Countering the greatest fears

In the comic strip Peanuts, Linus is usually depicted clutching a security blanket; it gives him a great sense of security, even though it doesn't actually make him any safer. Security tools bought in response to fears of attack often strike a similar false sense of security. But carefully chosen products deployed in response to real needs and designed to work well within the enterprise can both make you feel better and counter real threats.

According to the 2002 InfoWorld IT Security Survey, security requirements are based as much on IT leaders' concerns about what might happen as on what they've actually experienced. For example, 58 percent of respondents have had their enterprise infected by a virus, but 82 percent are concerned. Respondents have also had worms, Trojan horses, and malicious code, which worry IT leaders (roughly 70 percent to 80 percent of respondents) most.

But their concerns go beyond these commonplace attacks to fears of intrusions by outsiders. Although only 3 percent reported that traffic coming through ISPs has been monitored, 47 percent are anxious about it. Another 3 percent reported that their wireless networks have been eavesdropped, but 28 percent worry about it.

Almost every company keeps anti-virus software on its computers -- 94 percent of respondents consider it crucial, yet well over half continue to get viruses. The problem could be either that employees aren't using the software that they've been provided or that the desktop, where most anti-virus software runs, is the last line of defense. Viruses should be killed before they ever get to the desktop with tools such as GFI's MailSecurity, which performs content monitoring and protects Exchange and SMTP mail against viruses, malicious code, and worms at the server level.

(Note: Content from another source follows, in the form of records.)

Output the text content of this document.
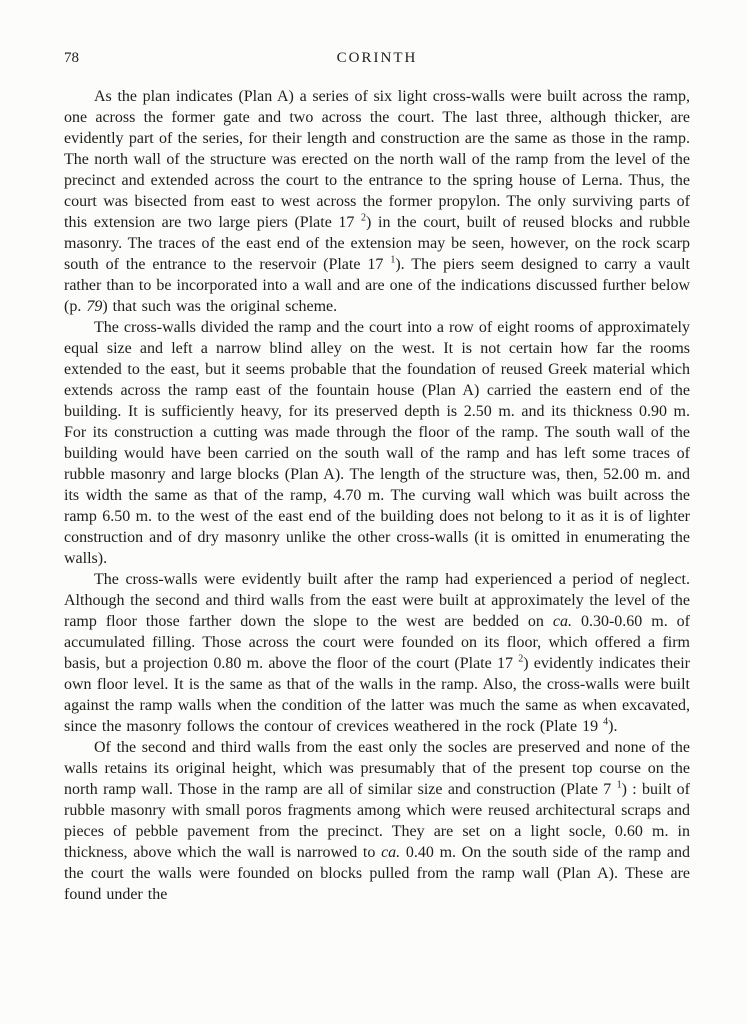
78	CORINTH

As the plan indicates (Plan A) a series of six light cross-walls were built across the ramp, one across the former gate and two across the court. The last three, although thicker, are evidently part of the series, for their length and construction are the same as those in the ramp. The north wall of the structure was erected on the north wall of the ramp from the level of the precinct and extended across the court to the entrance to the spring house of Lerna. Thus, the court was bisected from east to west across the former propylon. The only surviving parts of this extension are two large piers (Plate 17 $^2$) in the court, built of reused blocks and rubble masonry. The traces of the east end of the extension may be seen, however, on the rock scarp south of the entrance to the reservoir (Plate 17 $^1$). The piers seem designed to carry a vault rather than to be incorporated into a wall and are one of the indications discussed further below (p. 79) that such was the original scheme.

The cross-walls divided the ramp and the court into a row of eight rooms of approximately equal size and left a narrow blind alley on the west. It is not certain how far the rooms extended to the east, but it seems probable that the foundation of reused Greek material which extends across the ramp east of the fountain house (Plan A) carried the eastern end of the building. It is sufficiently heavy, for its preserved depth is 2.50 m. and its thickness 0.90 m. For its construction a cutting was made through the floor of the ramp. The south wall of the building would have been carried on the south wall of the ramp and has left some traces of rubble masonry and large blocks (Plan A). The length of the structure was, then, 52.00 m. and its width the same as that of the ramp, 4.70 m. The curving wall which was built across the ramp 6.50 m. to the west of the east end of the building does not belong to it as it is of lighter construction and of dry masonry unlike the other cross-walls (it is omitted in enumerating the walls).

The cross-walls were evidently built after the ramp had experienced a period of neglect. Although the second and third walls from the east were built at approximately the level of the ramp floor those farther down the slope to the west are bedded on ca. 0.30-0.60 m. of accumulated filling. Those across the court were founded on its floor, which offered a firm basis, but a projection 0.80 m. above the floor of the court (Plate 17 $^2$) evidently indicates their own floor level. It is the same as that of the walls in the ramp. Also, the cross-walls were built against the ramp walls when the condition of the latter was much the same as when excavated, since the masonry follows the contour of crevices weathered in the rock (Plate 19 $^4$).

Of the second and third walls from the east only the socles are preserved and none of the walls retains its original height, which was presumably that of the present top course on the north ramp wall. Those in the ramp are all of similar size and construction (Plate 7 $^1$) : built of rubble masonry with small poros fragments among which were reused architectural scraps and pieces of pebble pavement from the precinct. They are set on a light socle, 0.60 m. in thickness, above which the wall is narrowed to ca. 0.40 m. On the south side of the ramp and the court the walls were founded on blocks pulled from the ramp wall (Plan A). These are found under the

You can perform some similar tasks with CacheFlow Inc.'s new Security Gateway series of appliances, which work with existing routers and firewalls and also handle a variety of tasks, including authorization management, virus scanning, content security, Web usage monitoring, content filtering, and network protection. The idea behind multifunction tools is to use a central appliance to simplify keeping your network secure.

By now, nearly everyone has heard of VPNs, which can prevent snooping on your sessions as they travel across the Internet. Eighty-five percent of respondents use either firewalls, an IP VPN, or both, and 55 percent outsource VPN services. You can get VPN support from many vendors, probably including the one that makes your remote access server. If you need to deploy a VPN, one solution that provides both secure connections and works as a firewall is Firewall/VPN from Symantec Corp., a vendor popular among more than 20 percent of respondents. This security appliance performs several additional functions, including load balancing, IP sharing, DHCP serving, intrusion detection, and logging.

Keeping intruders away from your network and out of the sessions your employees have with your network is always a priority. But it doesn't do your company much good to protect your data if outsiders can simply watch the traffic go by, either in a session with your ISP or by parking outside your building and reading your wireless traffic.

What Symantec doesn't cover are the unique needs of your wireless users. Only a small percentage of our respondents have had a wireless intrusion, but only a tiny percentage of them actually have large wireless installations -- it's a big problem among companies with wireless. The hottest bet out there is NetMotion Wireless Inc.'s Mobility, which offers a unique combination of encryption, authentication and highly flexible roaming.

And finally, of course, there's the question of firewalls, which should sit on every entry point of an outside network, not just the Internet. The right firewalls can help stop the spread of problems delivered by e-mail, from a disk brought from home, by malicious Web sites, and more. But you need more, at least a content filtering firewall on the outside as well as a personal firewall on each workstation.

The best of these is ZoneAlarm from Zone Labs Inc. Your employees can download a free home version of this excellent product from http://www.zonelabs.com. For corporate use, however, you need something more complete, such as the company's Integrity product. ZoneAlarm gets the intruders that your primary firewall misses. Better yet, it bottles up attacks from viruses and worms, preventing them from spreading beyond the computer they originally infected.

When you have covered the basics, you're safe to worry a lot less. Although you can't retreat behind a security blanket until dangers fade away, at least you can rest assured knowing that you've taken care of the scariest security risks.

The bottom line

Executive Summary: A few well-chosen products can solve both your greatest security worries and most pressing needs. There are no sure answers, but many companies share the the same requirements, and it only takes a few products to meet them.

Test Center Perspective: Whether it's a multifunction appliance that carries out tasks ranging from content filtering to creating a VPN, or software that protects against a broad range of threats, you don't need to go far to get your security up to snuff. Of course, you should also continue to keep your OSes patched, passwords updated, and physical security intact.